As I get older, I have realized the one thing I can’t make more of is time. We can make more sheet metal parts, more money, more capacity, but we can’t make more time. That is until I saw this fantastic video from Jeremy Sullivan at the Lean Workshop forwarded by Lesa Nichols, my lean mentor. Lesa has been helping ETM re-think lean manufacturing for years, but finally this video helped me see more about information flow.
Like most of us, you work in an office, flooded with emails, meetings, paperwork and phone calls – not a factory floor with machines, WIP, and production schedules. How can our lean manufacturing efforts help you with your information overflow? How can we help you save 30 minutes every hour as Jeremy mentions?
Lesa, and the folks from the Lean Enterprise Institute, have helped me see that there are 2 value streams in every operation – material flows and information flows. Most often manufacturing companies work on material flows because it is so easy to see the waste in transportation, storage, overproduction, etc. With information, particularly digital information, it is harder to see the wasted time in sending too many emails or having too many meetings, the queue times waiting for information or the over documentation that might be occurring.
To help reveal the information waste, I’d like to take Jeremy’s example from the video and re-interpret it for information flow. Think of a report that you and your team generate. It could be a production report, or a financial report or a market report. It could be a report you generate alone or one that you generate with other team members. In a typical scenario, you break the work to do the report into several pieces. Maybe you assign some of the pieces to others. Maybe this is even a weekly report where everyone knows their roles.
In traditional batch mode, you collect all the information for the first part of the report, then all the information for the second part, then all the information for the third part and continue until the report is complete to draw your conclusions. Using Jeremy’s batch example, each bit of information takes one minute and passed through 5 steps before the final report is done or 50 minutes for the report. What would it look like if we took 1 piece of information and passed it along to be processed before waiting for all the other pieces to be completed? Using Jeremy’s model, the 50 minute report would take only 14 minutes to prepare.
But it can’t work that way! My argument is that we don’t think that way but it can work that way. From a very early age we are taught to break a complex problem into pieces and solve each piece to solve the complex problem. Then we need help and add more people to our problem solving team. Some of them aren’t available immediately, so we wait. Some others are available, but overwhelmed with requests so they process information slower than others. And still others don’t hear your requests correctly and solve the wrong problem! All of a sudden our “14 minute solution” now is a “50 minute solution” or to put it another way, we now have batch information processing.

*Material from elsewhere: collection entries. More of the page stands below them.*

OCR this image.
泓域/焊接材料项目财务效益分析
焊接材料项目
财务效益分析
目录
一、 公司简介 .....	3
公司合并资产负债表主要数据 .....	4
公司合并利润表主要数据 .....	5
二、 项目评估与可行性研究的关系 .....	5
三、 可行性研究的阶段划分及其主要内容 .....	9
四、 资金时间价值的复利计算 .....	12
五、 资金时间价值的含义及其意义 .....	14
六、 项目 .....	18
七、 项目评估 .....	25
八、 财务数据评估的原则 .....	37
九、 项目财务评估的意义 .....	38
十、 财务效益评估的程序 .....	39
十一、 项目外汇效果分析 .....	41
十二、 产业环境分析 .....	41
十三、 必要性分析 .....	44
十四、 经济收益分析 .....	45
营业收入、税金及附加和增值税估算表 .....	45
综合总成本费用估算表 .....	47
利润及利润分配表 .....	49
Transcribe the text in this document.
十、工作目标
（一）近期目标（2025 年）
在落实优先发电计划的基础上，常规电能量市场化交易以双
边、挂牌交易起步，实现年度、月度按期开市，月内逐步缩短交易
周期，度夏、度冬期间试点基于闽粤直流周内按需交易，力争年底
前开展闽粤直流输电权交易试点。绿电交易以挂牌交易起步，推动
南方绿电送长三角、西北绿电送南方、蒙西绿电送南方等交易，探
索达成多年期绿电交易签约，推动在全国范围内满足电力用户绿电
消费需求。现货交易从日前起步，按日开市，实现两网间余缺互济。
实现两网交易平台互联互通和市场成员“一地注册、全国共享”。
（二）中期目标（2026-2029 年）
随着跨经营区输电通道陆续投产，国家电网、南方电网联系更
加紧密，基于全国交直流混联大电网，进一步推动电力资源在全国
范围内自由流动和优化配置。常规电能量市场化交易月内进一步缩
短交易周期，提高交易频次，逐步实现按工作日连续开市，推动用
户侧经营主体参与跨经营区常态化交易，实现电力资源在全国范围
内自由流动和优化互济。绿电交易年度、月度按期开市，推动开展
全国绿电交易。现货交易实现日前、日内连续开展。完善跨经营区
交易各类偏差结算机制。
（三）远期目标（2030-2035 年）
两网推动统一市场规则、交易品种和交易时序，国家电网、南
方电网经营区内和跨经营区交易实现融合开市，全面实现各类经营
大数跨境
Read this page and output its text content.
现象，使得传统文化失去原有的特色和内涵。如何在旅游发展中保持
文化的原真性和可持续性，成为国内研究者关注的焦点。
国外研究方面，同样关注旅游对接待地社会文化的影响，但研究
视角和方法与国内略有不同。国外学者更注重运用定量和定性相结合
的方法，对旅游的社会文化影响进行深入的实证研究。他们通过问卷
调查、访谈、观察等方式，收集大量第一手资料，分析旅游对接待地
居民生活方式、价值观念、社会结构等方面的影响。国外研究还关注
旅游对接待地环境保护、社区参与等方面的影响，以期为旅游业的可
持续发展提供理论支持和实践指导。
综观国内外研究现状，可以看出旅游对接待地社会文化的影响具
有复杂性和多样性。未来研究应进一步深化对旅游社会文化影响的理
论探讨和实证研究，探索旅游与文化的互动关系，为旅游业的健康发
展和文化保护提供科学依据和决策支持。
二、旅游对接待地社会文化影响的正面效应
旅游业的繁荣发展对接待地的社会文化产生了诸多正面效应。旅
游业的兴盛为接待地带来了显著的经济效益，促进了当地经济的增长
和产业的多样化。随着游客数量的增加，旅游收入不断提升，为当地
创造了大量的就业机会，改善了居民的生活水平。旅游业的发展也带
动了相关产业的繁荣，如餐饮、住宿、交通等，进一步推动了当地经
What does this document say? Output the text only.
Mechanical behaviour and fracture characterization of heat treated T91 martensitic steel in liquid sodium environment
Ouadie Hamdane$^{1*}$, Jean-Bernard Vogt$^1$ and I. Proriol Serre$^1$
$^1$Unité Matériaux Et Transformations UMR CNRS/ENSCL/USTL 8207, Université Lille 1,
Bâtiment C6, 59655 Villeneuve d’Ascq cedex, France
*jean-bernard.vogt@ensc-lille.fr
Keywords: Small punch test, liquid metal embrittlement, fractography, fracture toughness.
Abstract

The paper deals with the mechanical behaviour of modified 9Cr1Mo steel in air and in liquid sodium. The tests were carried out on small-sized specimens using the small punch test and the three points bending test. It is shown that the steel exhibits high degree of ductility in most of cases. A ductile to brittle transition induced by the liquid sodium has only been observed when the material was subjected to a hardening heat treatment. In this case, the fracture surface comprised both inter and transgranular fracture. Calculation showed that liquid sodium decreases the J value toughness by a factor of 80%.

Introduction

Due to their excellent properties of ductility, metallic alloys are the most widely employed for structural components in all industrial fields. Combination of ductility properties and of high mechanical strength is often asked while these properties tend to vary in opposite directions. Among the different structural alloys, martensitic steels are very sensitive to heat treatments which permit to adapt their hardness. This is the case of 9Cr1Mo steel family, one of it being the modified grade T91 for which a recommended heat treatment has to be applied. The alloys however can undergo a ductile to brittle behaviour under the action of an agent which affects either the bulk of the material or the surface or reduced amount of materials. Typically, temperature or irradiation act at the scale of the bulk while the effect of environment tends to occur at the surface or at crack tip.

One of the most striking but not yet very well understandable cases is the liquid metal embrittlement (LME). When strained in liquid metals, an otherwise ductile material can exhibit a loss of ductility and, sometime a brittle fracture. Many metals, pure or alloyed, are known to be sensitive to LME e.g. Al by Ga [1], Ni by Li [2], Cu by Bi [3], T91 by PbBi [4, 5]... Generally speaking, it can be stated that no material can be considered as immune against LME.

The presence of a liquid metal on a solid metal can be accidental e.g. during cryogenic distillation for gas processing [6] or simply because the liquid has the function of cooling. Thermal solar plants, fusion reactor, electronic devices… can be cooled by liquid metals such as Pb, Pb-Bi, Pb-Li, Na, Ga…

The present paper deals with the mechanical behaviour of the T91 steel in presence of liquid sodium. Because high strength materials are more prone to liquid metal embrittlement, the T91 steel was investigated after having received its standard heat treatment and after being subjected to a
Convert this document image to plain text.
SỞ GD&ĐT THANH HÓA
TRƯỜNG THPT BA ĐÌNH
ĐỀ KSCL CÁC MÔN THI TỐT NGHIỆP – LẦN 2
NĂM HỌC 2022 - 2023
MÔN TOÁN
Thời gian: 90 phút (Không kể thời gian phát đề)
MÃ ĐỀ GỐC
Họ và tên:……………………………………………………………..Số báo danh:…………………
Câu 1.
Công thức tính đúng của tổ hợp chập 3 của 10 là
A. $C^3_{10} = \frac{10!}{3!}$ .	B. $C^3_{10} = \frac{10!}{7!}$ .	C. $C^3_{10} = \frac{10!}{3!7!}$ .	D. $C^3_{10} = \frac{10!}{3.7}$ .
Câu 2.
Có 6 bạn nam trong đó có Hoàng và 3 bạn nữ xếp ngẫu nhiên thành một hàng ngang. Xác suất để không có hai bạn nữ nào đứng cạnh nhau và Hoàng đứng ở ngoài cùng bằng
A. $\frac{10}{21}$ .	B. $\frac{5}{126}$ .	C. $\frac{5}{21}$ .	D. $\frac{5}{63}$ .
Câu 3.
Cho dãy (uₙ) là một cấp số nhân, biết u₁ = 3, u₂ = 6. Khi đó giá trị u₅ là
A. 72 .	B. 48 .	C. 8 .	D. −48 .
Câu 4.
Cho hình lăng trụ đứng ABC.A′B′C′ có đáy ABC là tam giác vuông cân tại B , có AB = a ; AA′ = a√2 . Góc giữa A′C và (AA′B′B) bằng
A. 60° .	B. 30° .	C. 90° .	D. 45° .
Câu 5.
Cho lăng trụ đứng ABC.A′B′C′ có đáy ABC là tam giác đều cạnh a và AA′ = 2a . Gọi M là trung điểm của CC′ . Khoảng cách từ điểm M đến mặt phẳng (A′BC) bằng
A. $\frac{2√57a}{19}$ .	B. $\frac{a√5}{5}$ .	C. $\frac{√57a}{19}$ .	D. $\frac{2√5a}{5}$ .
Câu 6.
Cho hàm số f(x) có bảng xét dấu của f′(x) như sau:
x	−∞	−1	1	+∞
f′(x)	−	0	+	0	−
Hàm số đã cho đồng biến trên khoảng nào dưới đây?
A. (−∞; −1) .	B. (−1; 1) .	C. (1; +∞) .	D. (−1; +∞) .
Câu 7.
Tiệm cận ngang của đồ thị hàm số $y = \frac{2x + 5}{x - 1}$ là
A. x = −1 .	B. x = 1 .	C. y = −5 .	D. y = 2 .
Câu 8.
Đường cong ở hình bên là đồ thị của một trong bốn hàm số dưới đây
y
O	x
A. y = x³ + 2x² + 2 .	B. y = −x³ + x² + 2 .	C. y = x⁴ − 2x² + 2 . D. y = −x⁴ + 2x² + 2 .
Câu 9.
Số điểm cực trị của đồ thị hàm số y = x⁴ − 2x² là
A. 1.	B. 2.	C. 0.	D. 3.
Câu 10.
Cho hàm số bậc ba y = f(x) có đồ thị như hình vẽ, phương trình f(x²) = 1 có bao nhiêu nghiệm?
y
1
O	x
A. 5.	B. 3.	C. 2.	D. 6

What if you got the team together in a room, turned off the distractions and passed one piece of information to the next for “processing”, who passed it to the next, and so on until the report is completed? Everyone would be available so there would be no stalled information. The overwhelmed folks would stand out as soon as they worked on the first piece of information so we could get them help. The folks that heard the request wrong could be corrected on the first piece, not at the end of the report. Most importantly, everyone would feel connected to the team, knowing everyone was committed to the quality of the report as well as the pace of producing that report. What if?